CS 368-1 (2011 Summer) — Day 4 Homework

Due Monday, July 18th, at the start of class.

Description

Write a Perl script that processes an input file, and counts the frequency of the lines (one word per line) it contains. This assignment is designed to exercise your knowlege of Perl’s strings, collections, and file handling capabilities.

Details

Your script will need two values, defined at the top of the script: an input file name, and a threshold (number). Something like this:

my $filename = '...';
my $threshold = 1000;

The input file contains a list of words, one word per line. Your script will read this file, and count the frequency of each of the words. When done, it should then print out all words with a frequency count equal to or greater than the threshold from the command line.

I provide an input file: homework-04.txt for you to experiment with. Your script should run successfully on this file (and ones like it).
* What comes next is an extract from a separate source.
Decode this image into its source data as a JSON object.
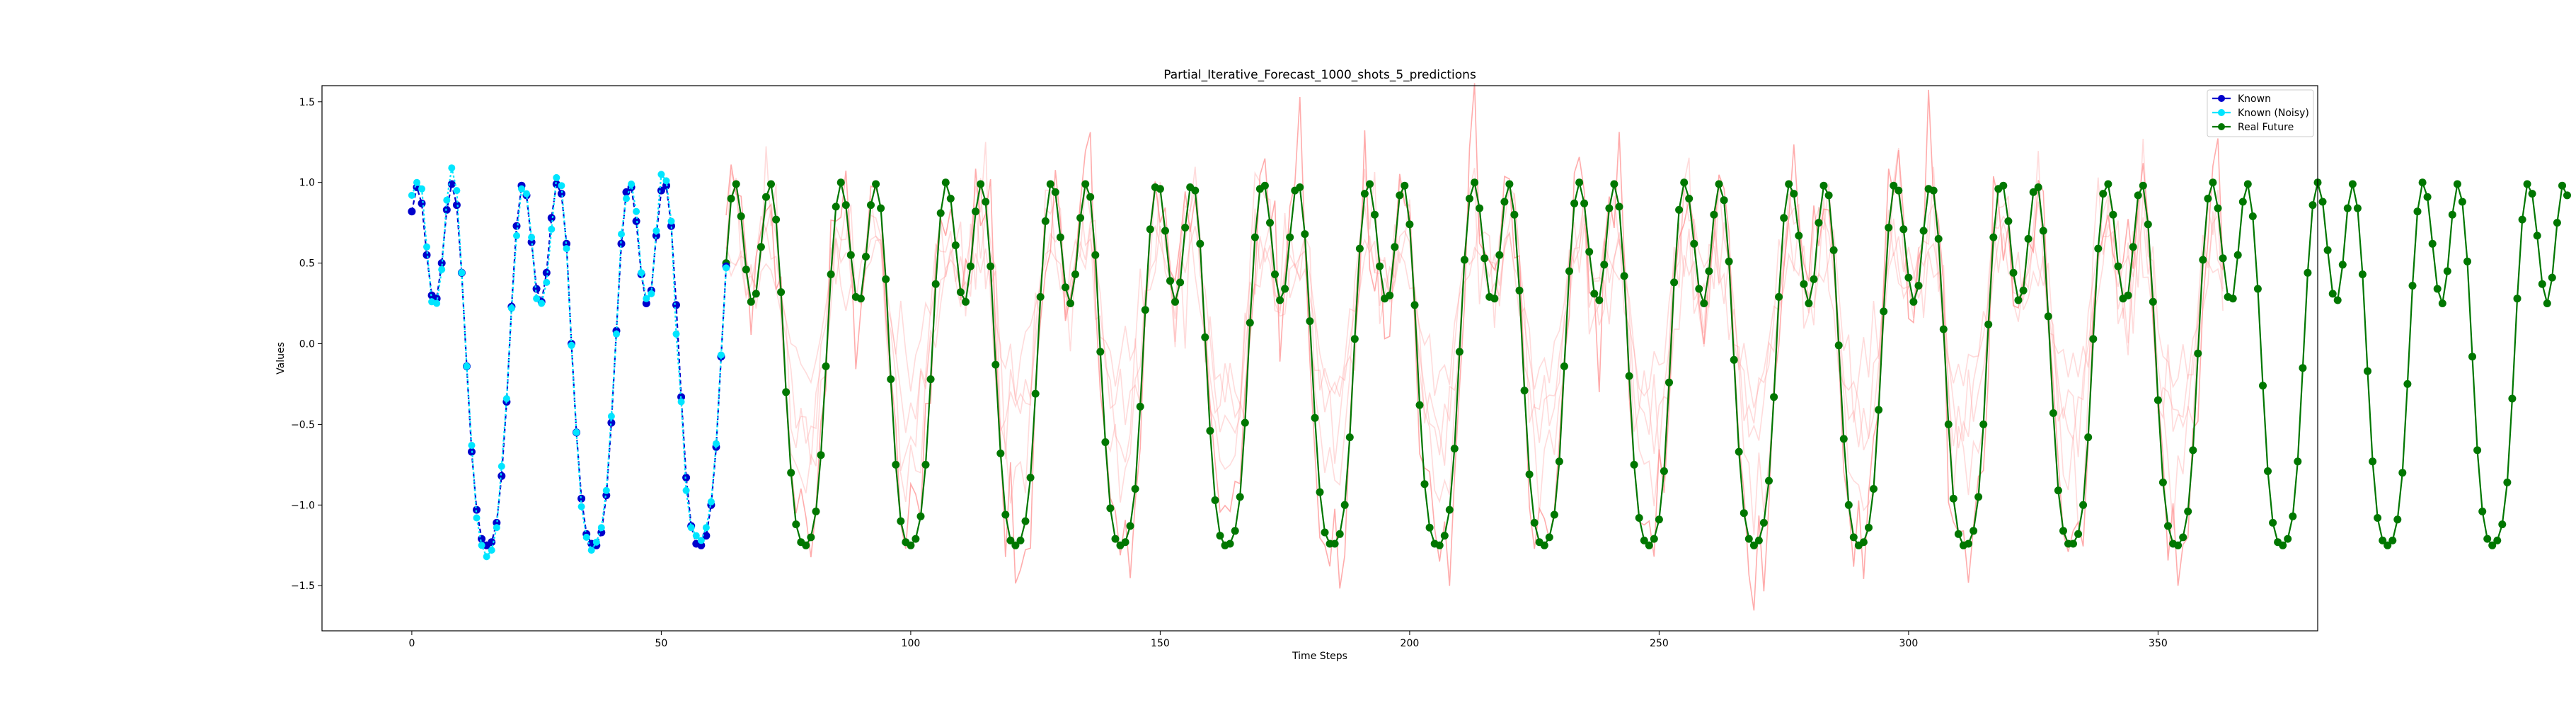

The script should be case insensitive — that is, it should treat “the” and “The” as the same word. To do this in Perl, just use the lc function (stands for “lowercase”):

my $string = "Mixed Case";
$string = lc($string);
print "$string\n";

A good threshold number to use is around 1000. Feel free to experiment with numbers higher and lower than that.

Sample output is below. As usual, the exact format of the output does not matter. Note: In the sample output, lines beginning with “%” are meant to show the command line prompt and what you type; they are not part of the output.

'of': 6568
'with': 1908
'at': 1754
'he': 3128
'a': 6602
'on': 2250
'was': 4220
'and': 6984
'she': 1727
'in': 4747
'from': 1117
'her': 1559
'be': 1294
'had': 2300
'that': 2640
'have': 1094
'they': 1101
'for': 2021
'it': 2551
'i': 3342
'as': 1663
'his': 1983
'said': 1430
'the': 15700
'by': 1213
'you': 1147
'were': 1194
'but': 1495
'is': 1180
'to': 6981
'not': 1286

The key to this is the proper use of Perl’s collection types. With proper selection, the problem becomes very straightforward.

Also, the script may be easier to test and debug with the use of a smaller dataset. The dataset provided in “homework-04.txt” is over 250,000 lines. Ultimately, however, once you script works on a small dataset, it should work equally well on the larger dataset. In a Linux or Mac OS X shell, you can create a smaller dataset like this:

head -n 1000 homework-04.txt > homework-04-small.txt

Replace the 1000 with the number of lines/words that you want.

Reminders

Do the work yourself, consulting reasonable reference materials as needed; any reference material that gives you a complete or nearly complete solution to this problem or a similar one is not OK to use. Asking the instructors for help is OK, asking other students for help is not.

Hand In

A printout of your code on a single sheet of paper (if at all possible). Be sure to put your own name in the initial comment block of the code. Identifying your work is important, or you may not receive appropriate credit.